Interview with Prof. Chiara Romagnani
Since 2009, you are leading a research group at the DRFZ focusing on innate immunology. Recently, you have been appointed professor for Immunology and Inflammation at the Charité – Universitätsmedizin Berlin. Congratulations. Your professorship entails being the scientific head of the Leibniz ScienceCampus Chronic Inflammation. What is the idea behind this joint initiative?
The Leibniz ScienceCampus Chronic Inflammation is a joint platform assembling the scientific and clinical excellence at the DRFZ and the Charité University, working in the field chronic inflammatory diseases (CID), such as Rheumatoid Arthritis or Crohn´s Disease. CID affect about 10 % of the population. Our goal is to better understand the common mechanisms behind different CIDs and to translate therapeutic concepts from one disease to another. One example is a recent off label study of the team of Tobias Alexander, a clinical scientist at the Charité and Campus-PI, where they successfully treated patients suffering from severe Lupus erythematosus with Daratumumab, a monoclonal antibody approved for the treatment of multiple myeloma. (link to publication)
How did the Campus accomplish this success story?
The most important contribution of the Leibniz ScienceCampus Chronic Inflammation is to create a hub where our clinicians and basic scientists regularly meet to discuss their results, share their experiences and develop new concepts. Both sides highly benefit from this construct: the daily observation of disease courses and treatment outcomes raises questions that can be addressed experimentally in the lab; vice versa, promising new scientific results and therapeutic concepts developed in experimental models can be applied to design new small clinical studies. With this expertise and the available cutting-edge technologies to study inflammatory cells on a single cell level, the Leibniz ScienceCampus Chronic Inflammation provides an ideal and unique setting to study the pathogenesis of chronic inflammation and develop new therapies.
You have successfully applied for a second funding period. What do you aim to accomplish within the next years?

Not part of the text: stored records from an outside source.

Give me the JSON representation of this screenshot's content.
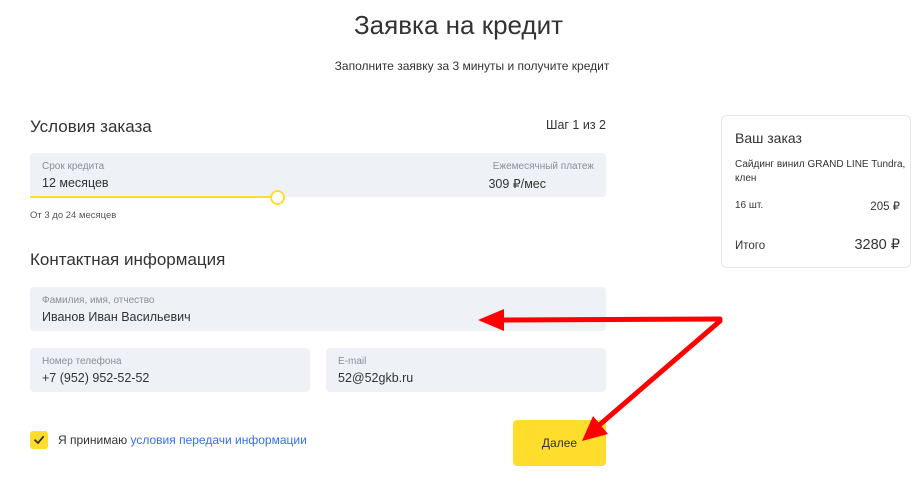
{
  "header": {
    "title": "Заявка на кредит",
    "subtitle": "Заполните заявку за 3 минуты и получите кредит"
  },
  "order_conditions": {
    "title": "Условия заказа",
    "step": "Шаг 1 из 2",
    "term_label": "Срок кредита",
    "term_value": "12 месяцев",
    "payment_label": "Ежемесячный платеж",
    "payment_value": "309 ₽/мес",
    "term_fraction": 0.43,
    "hint": "От 3 до 24 месяцев"
  },
  "contact": {
    "title": "Контактная информация",
    "name_label": "Фамилия, имя, отчество",
    "name_value": "Иванов Иван Васильевич",
    "phone_label": "Номер телефона",
    "phone_value": "+7 (952) 952-52-52",
    "email_label": "E-mail",
    "email_value": "52@52gkb.ru"
  },
  "consent": {
    "checked": true,
    "text": "Я принимаю",
    "link": "условия передачи информации"
  },
  "next_button": "Далее",
  "order": {
    "title": "Ваш заказ",
    "product": "Сайдинг винил GRAND LINE Tundra, клен",
    "qty": "16 шт.",
    "price": "205 ₽",
    "total_label": "Итого",
    "total_value": "3280 ₽"
  },
  "colors": {
    "accent": "#ffdd2d",
    "field_bg": "#eef1f6",
    "link": "#336fee",
    "annotation_arrow": "#ff0000"
  }
}
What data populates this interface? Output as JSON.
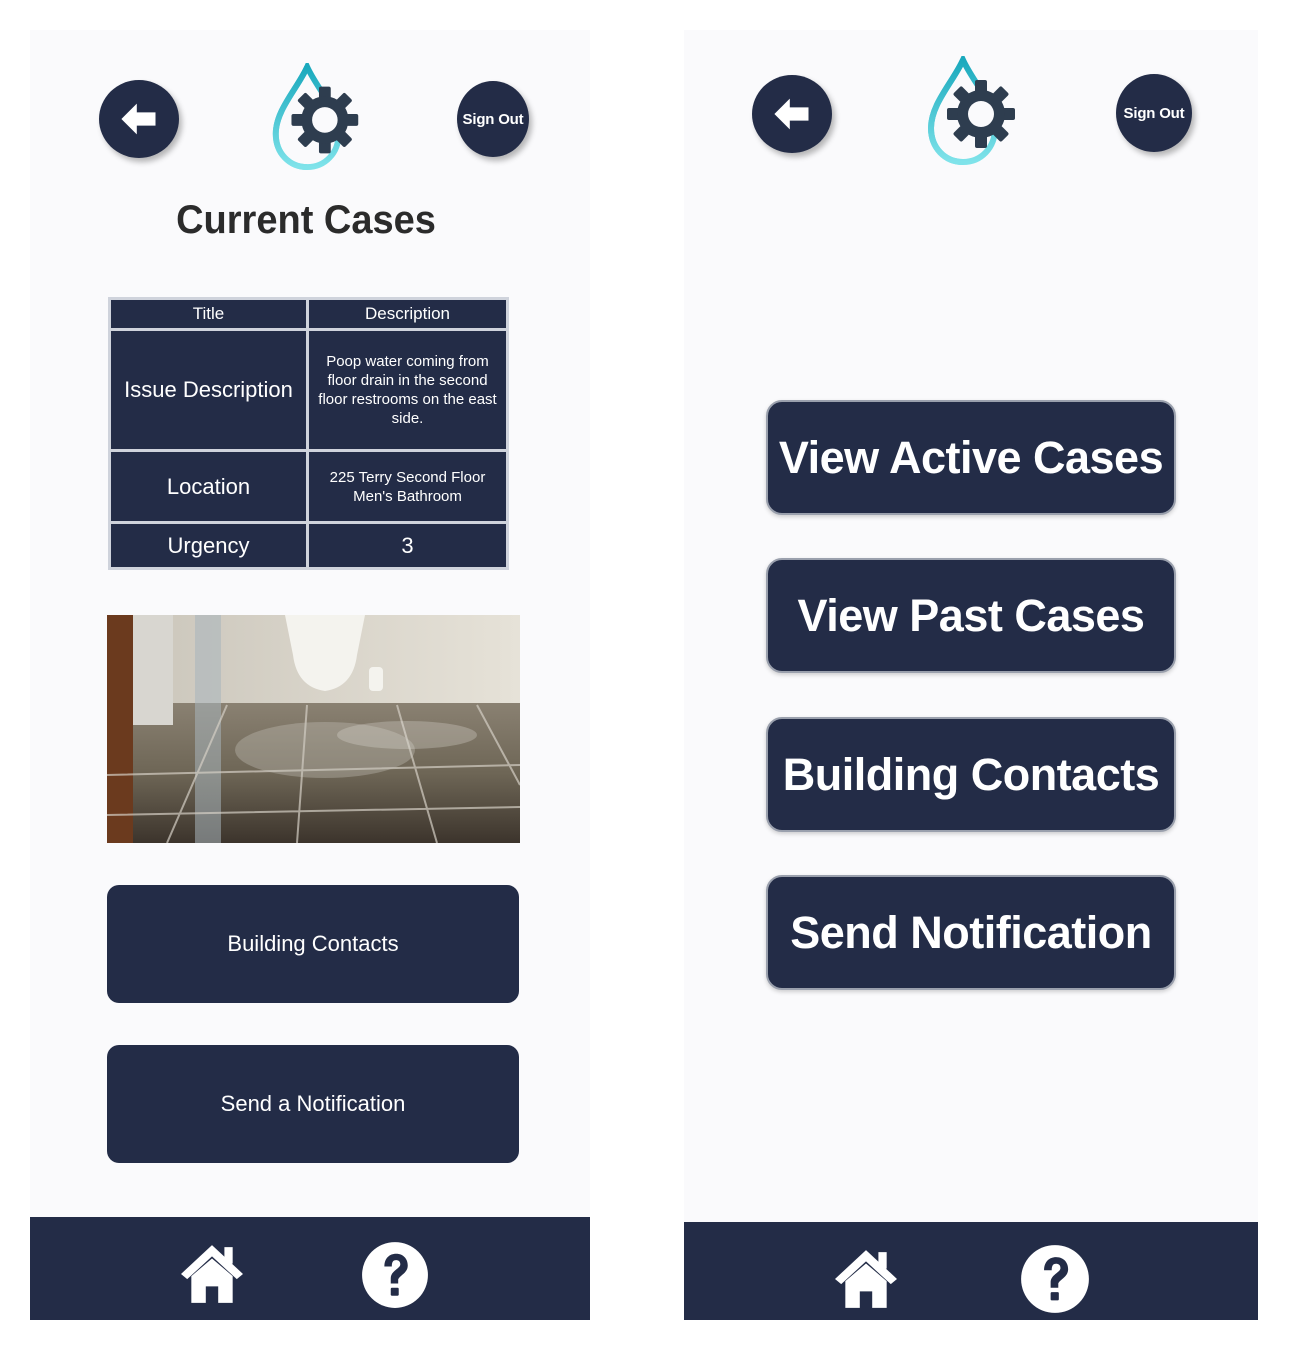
{
  "colors": {
    "primary": "#232c47",
    "title_text": "#2b2b2b",
    "logo_teal": "#2bbccb",
    "logo_gear": "#2e3d4f"
  },
  "left_screen": {
    "header": {
      "back_icon": "arrow-left-icon",
      "logo_icon": "water-drop-gear-logo",
      "sign_out_label": "Sign Out"
    },
    "title": "Current Cases",
    "table": {
      "headers": [
        "Title",
        "Description"
      ],
      "rows": [
        {
          "key": "Issue Description",
          "value": "Poop water coming from floor drain in the second floor restrooms on the east side."
        },
        {
          "key": "Location",
          "value": "225 Terry Second Floor Men's Bathroom"
        },
        {
          "key": "Urgency",
          "value": "3"
        }
      ]
    },
    "buttons": {
      "building_contacts": "Building Contacts",
      "send_notification": "Send a Notification"
    },
    "nav": {
      "home_icon": "home-icon",
      "help_icon": "help-icon"
    }
  },
  "right_screen": {
    "header": {
      "back_icon": "arrow-left-icon",
      "logo_icon": "water-drop-gear-logo",
      "sign_out_label": "Sign Out"
    },
    "menu": [
      "View Active Cases",
      "View Past Cases",
      "Building Contacts",
      "Send Notification"
    ],
    "nav": {
      "home_icon": "home-icon",
      "help_icon": "help-icon"
    }
  }
}
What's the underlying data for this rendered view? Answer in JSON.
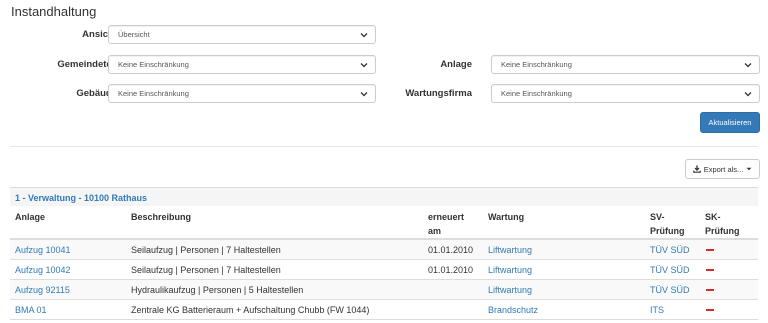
{
  "page": {
    "title": "Instandhaltung"
  },
  "filters": {
    "ansicht": {
      "label": "Ansicht",
      "value": "Übersicht"
    },
    "gemeindeteil": {
      "label": "Gemeindeteil",
      "value": "Keine Einschränkung"
    },
    "gebaeude": {
      "label": "Gebäude",
      "value": "Keine Einschränkung"
    },
    "anlage": {
      "label": "Anlage",
      "value": "Keine Einschränkung"
    },
    "wartungsfirma": {
      "label": "Wartungsfirma",
      "value": "Keine Einschränkung"
    }
  },
  "buttons": {
    "refresh": "Aktualisieren",
    "export": "Export als..."
  },
  "section": {
    "title": "1 - Verwaltung - 10100 Rathaus"
  },
  "table": {
    "headers": {
      "anlage": "Anlage",
      "beschreibung": "Beschreibung",
      "erneuert_line1": "erneuert",
      "erneuert_line2": "am",
      "wartung": "Wartung",
      "sv_line1": "SV-",
      "sv_line2": "Prüfung",
      "sk_line1": "SK-",
      "sk_line2": "Prüfung"
    },
    "rows": [
      {
        "anlage": "Aufzug 10041",
        "beschreibung": "Seilaufzug | Personen | 7 Haltestellen",
        "erneuert": "01.01.2010",
        "wartung": "Liftwartung",
        "sv": "TÜV SÜD",
        "sk": "-"
      },
      {
        "anlage": "Aufzug 10042",
        "beschreibung": "Seilaufzug | Personen | 7 Haltestellen",
        "erneuert": "01.01.2010",
        "wartung": "Liftwartung",
        "sv": "TÜV SÜD",
        "sk": "-"
      },
      {
        "anlage": "Aufzug 92115",
        "beschreibung": "Hydraulikaufzug | Personen | 5 Haltestellen",
        "erneuert": "",
        "wartung": "Liftwartung",
        "sv": "TÜV SÜD",
        "sk": "-"
      },
      {
        "anlage": "BMA 01",
        "beschreibung": "Zentrale KG Batterieraum + Aufschaltung Chubb (FW 1044)",
        "erneuert": "",
        "wartung": "Brandschutz",
        "sv": "ITS",
        "sk": "-"
      }
    ]
  },
  "colors": {
    "link": "#337ab7",
    "primary": "#337ab7",
    "danger": "#c9302c",
    "stripe": "#f9f9f9"
  }
}
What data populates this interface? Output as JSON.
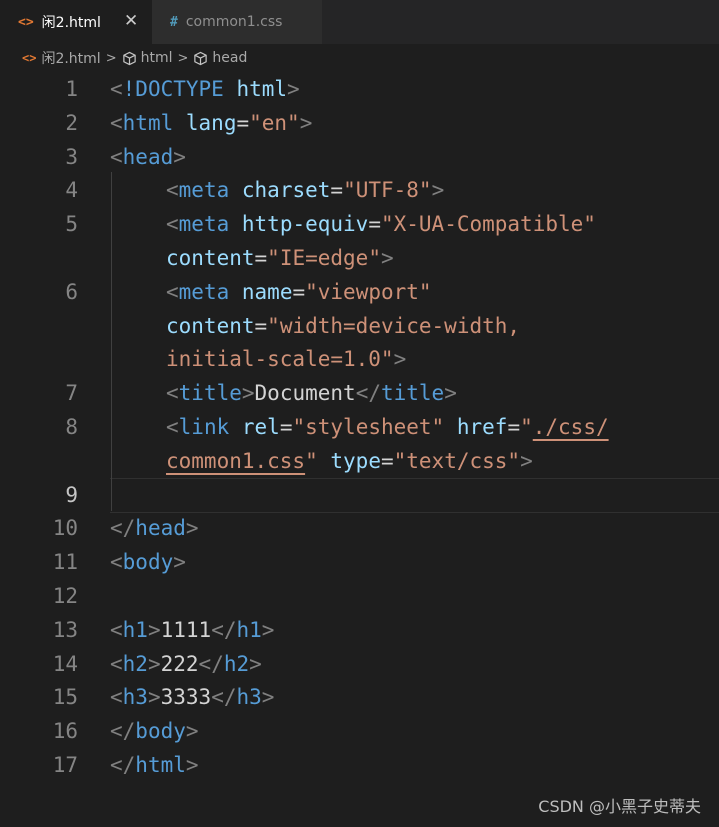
{
  "tabs": [
    {
      "label": "闲2.html",
      "icon": "<>",
      "active": true,
      "close": "✕"
    },
    {
      "label": "common1.css",
      "icon": "#",
      "active": false
    }
  ],
  "breadcrumb": {
    "file": "闲2.html",
    "items": [
      "html",
      "head"
    ],
    "separator": ">"
  },
  "editor": {
    "current_line": 9,
    "lines": [
      {
        "n": "1",
        "tokens": [
          [
            "p",
            "<"
          ],
          [
            "t",
            "!DOCTYPE"
          ],
          [
            "x",
            " "
          ],
          [
            "a",
            "html"
          ],
          [
            "p",
            ">"
          ]
        ]
      },
      {
        "n": "2",
        "tokens": [
          [
            "p",
            "<"
          ],
          [
            "t",
            "html"
          ],
          [
            "x",
            " "
          ],
          [
            "a",
            "lang"
          ],
          [
            "x",
            "="
          ],
          [
            "s",
            "\"en\""
          ],
          [
            "p",
            ">"
          ]
        ]
      },
      {
        "n": "3",
        "tokens": [
          [
            "p",
            "<"
          ],
          [
            "t",
            "head"
          ],
          [
            "p",
            ">"
          ]
        ]
      },
      {
        "n": "4",
        "indent": true,
        "tokens": [
          [
            "p",
            "<"
          ],
          [
            "t",
            "meta"
          ],
          [
            "x",
            " "
          ],
          [
            "a",
            "charset"
          ],
          [
            "x",
            "="
          ],
          [
            "s",
            "\"UTF-8\""
          ],
          [
            "p",
            ">"
          ]
        ]
      },
      {
        "n": "5",
        "indent": true,
        "tokens": [
          [
            "p",
            "<"
          ],
          [
            "t",
            "meta"
          ],
          [
            "x",
            " "
          ],
          [
            "a",
            "http-equiv"
          ],
          [
            "x",
            "="
          ],
          [
            "s",
            "\"X-UA-Compatible\""
          ]
        ]
      },
      {
        "n": "",
        "indent": true,
        "tokens": [
          [
            "a",
            "content"
          ],
          [
            "x",
            "="
          ],
          [
            "s",
            "\"IE=edge\""
          ],
          [
            "p",
            ">"
          ]
        ]
      },
      {
        "n": "6",
        "indent": true,
        "tokens": [
          [
            "p",
            "<"
          ],
          [
            "t",
            "meta"
          ],
          [
            "x",
            " "
          ],
          [
            "a",
            "name"
          ],
          [
            "x",
            "="
          ],
          [
            "s",
            "\"viewport\""
          ]
        ]
      },
      {
        "n": "",
        "indent": true,
        "tokens": [
          [
            "a",
            "content"
          ],
          [
            "x",
            "="
          ],
          [
            "s",
            "\"width=device-width,"
          ]
        ]
      },
      {
        "n": "",
        "indent": true,
        "tokens": [
          [
            "s",
            "initial-scale=1.0\""
          ],
          [
            "p",
            ">"
          ]
        ]
      },
      {
        "n": "7",
        "indent": true,
        "tokens": [
          [
            "p",
            "<"
          ],
          [
            "t",
            "title"
          ],
          [
            "p",
            ">"
          ],
          [
            "x",
            "Document"
          ],
          [
            "p",
            "</"
          ],
          [
            "t",
            "title"
          ],
          [
            "p",
            ">"
          ]
        ]
      },
      {
        "n": "8",
        "indent": true,
        "tokens": [
          [
            "p",
            "<"
          ],
          [
            "t",
            "link"
          ],
          [
            "x",
            " "
          ],
          [
            "a",
            "rel"
          ],
          [
            "x",
            "="
          ],
          [
            "s",
            "\"stylesheet\""
          ],
          [
            "x",
            " "
          ],
          [
            "a",
            "href"
          ],
          [
            "x",
            "="
          ],
          [
            "s",
            "\""
          ],
          [
            "su",
            "./css/"
          ]
        ]
      },
      {
        "n": "",
        "indent": true,
        "tokens": [
          [
            "su",
            "common1.css"
          ],
          [
            "s",
            "\""
          ],
          [
            "x",
            " "
          ],
          [
            "a",
            "type"
          ],
          [
            "x",
            "="
          ],
          [
            "s",
            "\"text/css\""
          ],
          [
            "p",
            ">"
          ]
        ]
      },
      {
        "n": "9",
        "indent": true,
        "tokens": []
      },
      {
        "n": "10",
        "tokens": [
          [
            "p",
            "</"
          ],
          [
            "t",
            "head"
          ],
          [
            "p",
            ">"
          ]
        ]
      },
      {
        "n": "11",
        "tokens": [
          [
            "p",
            "<"
          ],
          [
            "t",
            "body"
          ],
          [
            "p",
            ">"
          ]
        ]
      },
      {
        "n": "12",
        "tokens": []
      },
      {
        "n": "13",
        "tokens": [
          [
            "p",
            "<"
          ],
          [
            "t",
            "h1"
          ],
          [
            "p",
            ">"
          ],
          [
            "x",
            "1111"
          ],
          [
            "p",
            "</"
          ],
          [
            "t",
            "h1"
          ],
          [
            "p",
            ">"
          ]
        ]
      },
      {
        "n": "14",
        "tokens": [
          [
            "p",
            "<"
          ],
          [
            "t",
            "h2"
          ],
          [
            "p",
            ">"
          ],
          [
            "x",
            "222"
          ],
          [
            "p",
            "</"
          ],
          [
            "t",
            "h2"
          ],
          [
            "p",
            ">"
          ]
        ]
      },
      {
        "n": "15",
        "tokens": [
          [
            "p",
            "<"
          ],
          [
            "t",
            "h3"
          ],
          [
            "p",
            ">"
          ],
          [
            "x",
            "3333"
          ],
          [
            "p",
            "</"
          ],
          [
            "t",
            "h3"
          ],
          [
            "p",
            ">"
          ]
        ]
      },
      {
        "n": "16",
        "tokens": [
          [
            "p",
            "</"
          ],
          [
            "t",
            "body"
          ],
          [
            "p",
            ">"
          ]
        ]
      },
      {
        "n": "17",
        "tokens": [
          [
            "p",
            "</"
          ],
          [
            "t",
            "html"
          ],
          [
            "p",
            ">"
          ]
        ]
      }
    ]
  },
  "watermark": "CSDN @小黑子史蒂夫",
  "colors": {
    "background": "#1e1e1e",
    "tag": "#569cd6",
    "attribute": "#9cdcfe",
    "string": "#ce9178",
    "punctuation": "#808080",
    "html_file_icon": "#e37933",
    "css_file_icon": "#519aba"
  }
}
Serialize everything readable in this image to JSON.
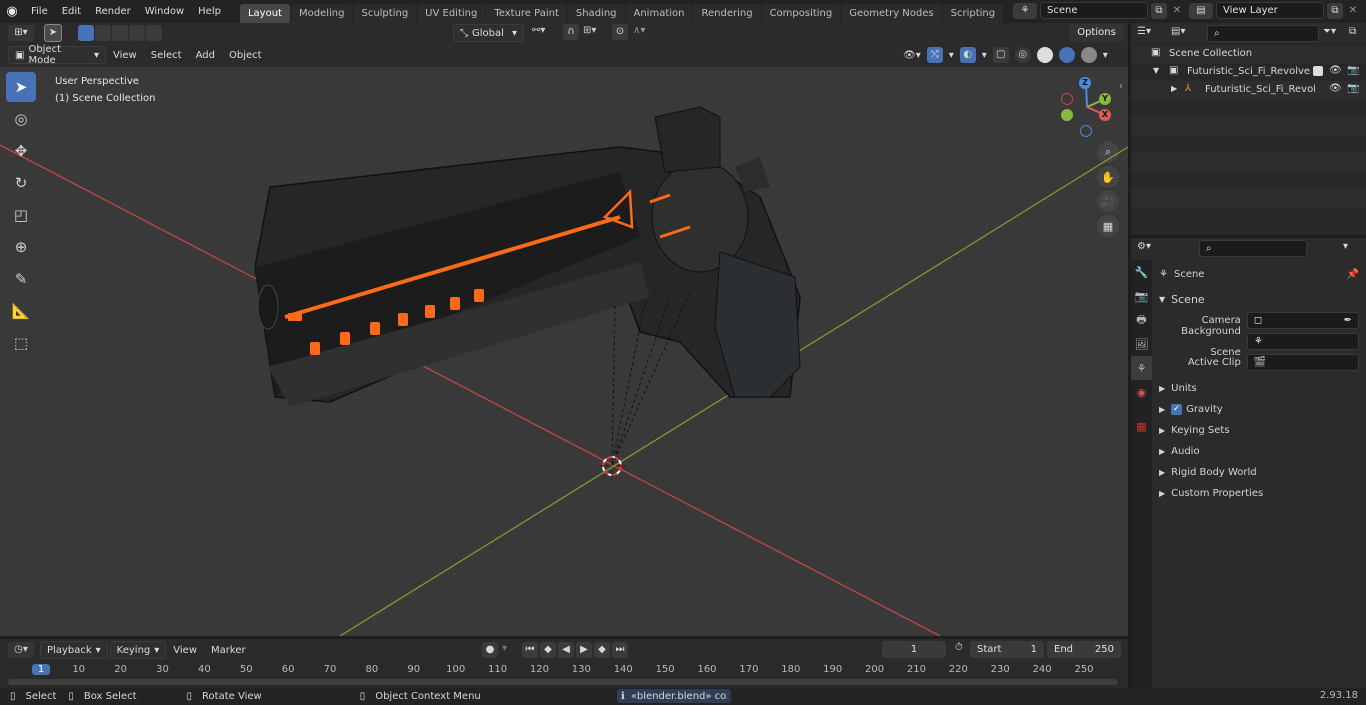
{
  "topbar": {
    "menus": [
      "File",
      "Edit",
      "Render",
      "Window",
      "Help"
    ],
    "workspaces": [
      "Layout",
      "Modeling",
      "Sculpting",
      "UV Editing",
      "Texture Paint",
      "Shading",
      "Animation",
      "Rendering",
      "Compositing",
      "Geometry Nodes",
      "Scripting"
    ],
    "active_workspace": "Layout",
    "scene": "Scene",
    "view_layer": "View Layer"
  },
  "toolheader": {
    "orientation": "Global",
    "options": "Options"
  },
  "viewport_header": {
    "mode": "Object Mode",
    "menus": [
      "View",
      "Select",
      "Add",
      "Object"
    ]
  },
  "viewport": {
    "perspective": "User Perspective",
    "collection": "(1) Scene Collection"
  },
  "gizmo": {
    "x": "X",
    "y": "Y",
    "z": "Z"
  },
  "outliner": {
    "root": "Scene Collection",
    "items": [
      "Futuristic_Sci_Fi_Revolver_Pis",
      "Futuristic_Sci_Fi_Revolve"
    ]
  },
  "properties": {
    "context": "Scene",
    "panel": "Scene",
    "fields": [
      {
        "label": "Camera"
      },
      {
        "label": "Background Scene"
      },
      {
        "label": "Active Clip"
      }
    ],
    "sections": [
      "Units",
      "Gravity",
      "Keying Sets",
      "Audio",
      "Rigid Body World",
      "Custom Properties"
    ]
  },
  "timeline": {
    "menus": [
      "Playback",
      "Keying",
      "View",
      "Marker"
    ],
    "current_frame": "1",
    "start_label": "Start",
    "start": "1",
    "end_label": "End",
    "end": "250",
    "ticks": [
      "1",
      "10",
      "20",
      "30",
      "40",
      "50",
      "60",
      "70",
      "80",
      "90",
      "100",
      "110",
      "120",
      "130",
      "140",
      "150",
      "160",
      "170",
      "180",
      "190",
      "200",
      "210",
      "220",
      "230",
      "240",
      "250"
    ]
  },
  "statusbar": {
    "select": "Select",
    "box_select": "Box Select",
    "rotate": "Rotate View",
    "context": "Object Context Menu",
    "notification": "«blender.blend» cox...",
    "version": "2.93.18"
  },
  "colors": {
    "accent": "#4772b3",
    "x_axis": "#e05a5a",
    "y_axis": "#87b93a",
    "z_axis": "#4a8ce0",
    "glow": "#ff6a1a"
  }
}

In the previous funding period, besides many scientific contributions, we have successfully established the central structures of the Campus: a joint DRFZ-Charité governance and appointments of Liaison Research Groups, training programs for young researchers, and series of clubs and seminars aiming at strengthening the scientific exchange within the Berlin expert community as well as to promote public outreach about CID. The long-term scientific focus of the Campus is the identification and therapeutic targeting of the cells and mechanisms controlling the initiation and chronicity of inflammation in different tissues. To achieve this aim, in the second funding period we investigate the cell signatures predicting response to therapy for a patient tailored treatment. For example, in a joint project with Tilmann Kallinich, pediatric rheumatologist at the Charité and new partner of the Campus, and with Mir-Farzin Mashreghi, group leader at the DRFZ, we are currently investigating the cellular hallmarks of Juvenile Idiopathic Arthritis (JIA), the most common rheumatic disease in children. For unknown reasons, JIA spontaneously resolves in some patients, whereas in others joint inflammation persists and recurs. A better understanding of the cellular and molecular mechanisms underlying this phenomenon, the identification of predictive markers of disease recurrence and the follow-up of these patient cohorts by the DRFZ Epidemiology units, will be crucial to ameliorate patient diagnosis and treatment.
We believe by combining our unique scientific expertise and high innovative technologies with excellent clinical partnerships, we can move the field forward and have a real impact for patient care.
One priority of the LSC Chronic Inflammation is to promote young researchers. What does the Campus actually do for them?
In order to generate structures to address the challenge of CID on the long run, an important aim of the Campus is to develop and sustain excellent training opportunities for the next generation of scientists and clinicians in the field. Already in the previous funding period, we have established the Leibniz Graduate School on Chronic Inflammation for both, PhD and MD, as well as a the Leibniz-College on Chronic Inflammation for PostDocs, which is offering skill courses and mentoring to guide young scientists at the early stage of their career towards independency. Moreover, the Summer Schools on Chronic Inflammation brings together young medical academics in their first years of practical education (Ärzte in Weiterbildung) and students and PostDocs working experimentally in the field of chronic inflammation. The training portfolio of the Campus will also promote joint initiatives with the Kennedy Institute of Rheumatology in Oxford, a leader partner institute in the field of rheumatic diseases and CID.